Your daughter couldn't sleep and watched videos on her cellphone. You way overreacted and you instigated some middle of the night showdown over cellphone use that was totally unnecessary.

She shouldn't have called you a bitch but you really assumed a great deal here -- that she was on the phone all night, that there was nothing bothering her or keeping her up. Do you always approach every situation guns blazing like this? Is the cell phone really the issue?


I agree. You could have at least asked her why she couldn’t sleep.
Anonymous
Anonymous wrote:
Anonymous wrote:Op here, I have apologized for slapping her and told her that was not the correct response. She apologized for what she said as well. Her excuse was, that’s what her friends say to each other when they are really mad. We talked about that is not an appropriate response to anyone, an adult, a friend, and enemy or a stranger. She seemed remorseful about that but is VERY upset about losing her phone for the week. She thinks I’m being unreasonable and too strict.

Thanks for all the responses, I read each and everyone. My daughter is definitely still upset with me, but I don’t think our relationship has been damaged permanently.


Good job, OP. Hang in there.


+1 Thanks for the update, OP!
Anonymous
Anonymous wrote:
Anonymous wrote:I bet she won't call you a bitch again.
Stick with the consequence of the lost phone for the week too.
I would not mention the slap unless she brings it up again.


This. What the heck is wrong with most of you? The current parenting generation has handed over control to the children. They know they can play off your guilt and win even more concessions. If any of us had called our mothers “bitch” when we were teens we would have been slapped into next Tuesday. Except that most of us did not because we had been punished when we mouthed off to our parents when we were younger.

Only apology needs to be from child to parent here.

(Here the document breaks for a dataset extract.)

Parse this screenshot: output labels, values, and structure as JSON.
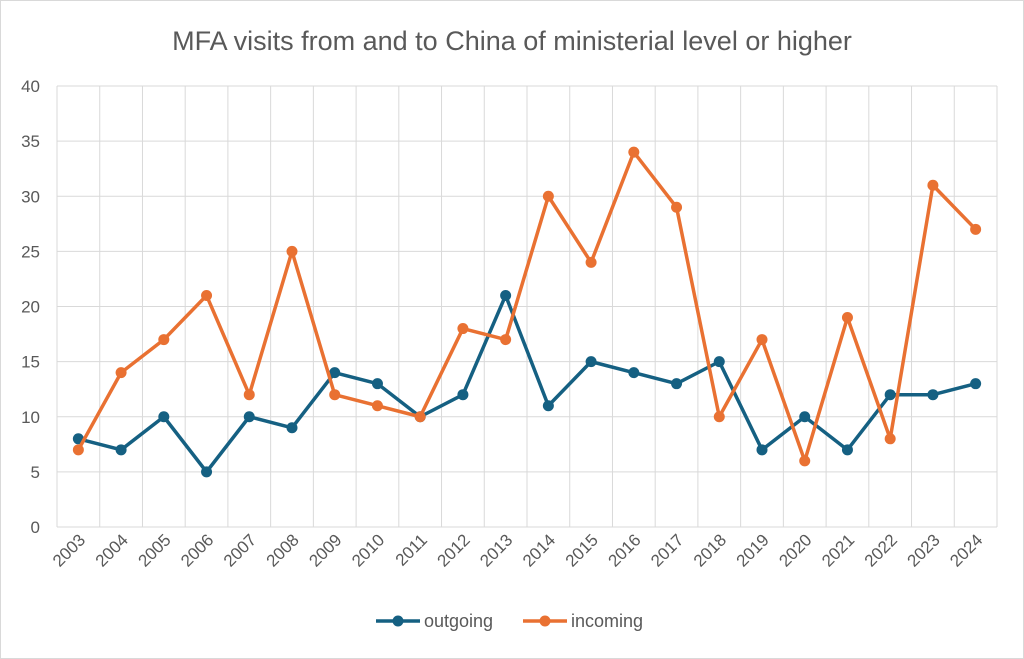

Plus 1. No apology necessary from Mother.
Anonymous
Anonymous wrote:
Anonymous wrote:Op here, I have apologized for slapping her and told her that was not the correct response. She apologized for what she said as well. Her excuse was, that’s what her friends say to each other when they are really mad. We talked about that is not an appropriate response to anyone, an adult, a friend, and enemy or a stranger. She seemed remorseful about that but is VERY upset about losing her phone for the week. She thinks I’m being unreasonable and too strict.

Thanks for all the responses, I read each and everyone. My daughter is definitely still upset with me, but I don’t think our relationship has been damaged permanently.


Good job, OP. Hang in there.


I'm glad it's going better OP. I had a truly toxic relationship with my mom-- there is a difference between a momentary loss of self control and a pattern. I think you will both move past this just fine.
Anonymous
Good job. Also my mom slapped me a couple times. It was nbd and we are very tight.
Anonymous
She needs to have the phone taken away for a bit.

Kids that break rules with the phone, don’t get the privilege of the phone.

Be a bitch. It’s called parenting.
Anonymous
Anonymous wrote:She needs to have the phone taken away for a bit.

Kids that break rules with the phone, don’t get the privilege of the phone.

Be a bitch. It’s called parenting.


In this case, OP was being a bitch.

Such a holy over-reaction to a small event.